Perché le canzoni in dialetto istroveneto non trovano oggi una controrisposta, com’è successo nel suo caso? “Ciribiribin”, “La mula de Parenzo” e altri brani durano infatti ancora nel tempo.

“Credo che tutto dipenda dai redattori musicali e in quale misura scelgano di ‘far girare’ alla radio le canzoni di produzione locale. Che noi lo vogliamo o no, è questo che decreta la fortuna e il successo che avrà un brano. Non avrei mai pensato che la mia interpretazione de ‘La mula de Parenzo’ sarebbe diventata così celebre da persistere nel tempo. Ero fermamente convinta che altri brani si sarebbero imposti tra il pubblico. È stato invece il gusto di un redattore musicale, che l’ha fatta girare ripetutamente alla radio, a definirne il successo”.

Qual è il suo rapporto con la Comunità Nazionale Italiana?
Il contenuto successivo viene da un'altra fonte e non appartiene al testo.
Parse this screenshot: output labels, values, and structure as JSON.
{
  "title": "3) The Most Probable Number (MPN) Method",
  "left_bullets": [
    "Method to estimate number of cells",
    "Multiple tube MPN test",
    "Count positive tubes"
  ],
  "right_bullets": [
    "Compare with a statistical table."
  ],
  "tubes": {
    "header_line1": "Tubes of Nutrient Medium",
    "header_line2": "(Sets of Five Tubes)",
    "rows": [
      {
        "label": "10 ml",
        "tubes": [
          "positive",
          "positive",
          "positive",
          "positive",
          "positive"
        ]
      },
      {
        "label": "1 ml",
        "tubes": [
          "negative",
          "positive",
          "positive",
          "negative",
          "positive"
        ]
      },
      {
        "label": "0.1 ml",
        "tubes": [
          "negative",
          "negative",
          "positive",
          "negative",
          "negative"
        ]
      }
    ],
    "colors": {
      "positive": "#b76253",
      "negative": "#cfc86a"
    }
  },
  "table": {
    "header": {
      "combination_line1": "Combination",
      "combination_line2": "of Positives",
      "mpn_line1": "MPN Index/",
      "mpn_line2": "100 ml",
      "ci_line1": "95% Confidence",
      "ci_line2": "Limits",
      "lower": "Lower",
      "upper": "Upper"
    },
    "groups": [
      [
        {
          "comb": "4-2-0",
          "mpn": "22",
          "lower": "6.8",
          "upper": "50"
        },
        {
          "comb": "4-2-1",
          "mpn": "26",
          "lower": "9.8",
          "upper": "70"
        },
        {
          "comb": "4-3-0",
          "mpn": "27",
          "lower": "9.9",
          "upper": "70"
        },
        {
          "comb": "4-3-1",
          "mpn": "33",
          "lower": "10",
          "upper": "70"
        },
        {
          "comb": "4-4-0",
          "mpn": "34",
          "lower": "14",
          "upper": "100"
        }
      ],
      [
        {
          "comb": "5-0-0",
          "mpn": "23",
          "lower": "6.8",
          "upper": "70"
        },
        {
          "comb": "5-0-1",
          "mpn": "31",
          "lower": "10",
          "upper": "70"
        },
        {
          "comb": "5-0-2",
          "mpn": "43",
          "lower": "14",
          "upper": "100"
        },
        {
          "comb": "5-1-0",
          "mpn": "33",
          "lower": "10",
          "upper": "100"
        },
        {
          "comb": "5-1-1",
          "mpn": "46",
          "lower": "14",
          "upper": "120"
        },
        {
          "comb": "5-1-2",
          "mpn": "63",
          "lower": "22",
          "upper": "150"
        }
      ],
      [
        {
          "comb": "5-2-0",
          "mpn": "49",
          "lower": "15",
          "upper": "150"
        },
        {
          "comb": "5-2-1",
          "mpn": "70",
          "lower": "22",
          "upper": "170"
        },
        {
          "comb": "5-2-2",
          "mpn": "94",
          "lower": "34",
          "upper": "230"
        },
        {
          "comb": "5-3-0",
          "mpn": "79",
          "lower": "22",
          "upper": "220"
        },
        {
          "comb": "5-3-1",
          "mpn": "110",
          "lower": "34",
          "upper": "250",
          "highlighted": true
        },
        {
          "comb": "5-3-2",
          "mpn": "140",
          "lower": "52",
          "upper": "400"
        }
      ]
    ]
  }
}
“Di natura sono una che tende a essere buona e generosa con tutti. È anche vero, però, che non ho mai chiesto nulla a nessuno. Credo comunque che, essendo stata, grazie alla mia musica e per mia stessa convinzione, una delle principali fautrici della diffusione della cultura e della lingua italiane nell’ex Jugoslavia, la Comunità Nazionale Italiana mi abbia spesso trascurata. Sinceramente non mi è chiaro quali siano i motivi per un simile trattamento. Mi dispiace tanto, perché sono convinta che insieme avremmo potuto fare molto di più. Devo però aggiungere che il presidente della Giunta esecutiva dell’Unione Italiana, Maurizio Tremul, è stato molto gentile nello sponsorizzare in parte il mio concerto celebrativo, promettendo di esserci stasera”.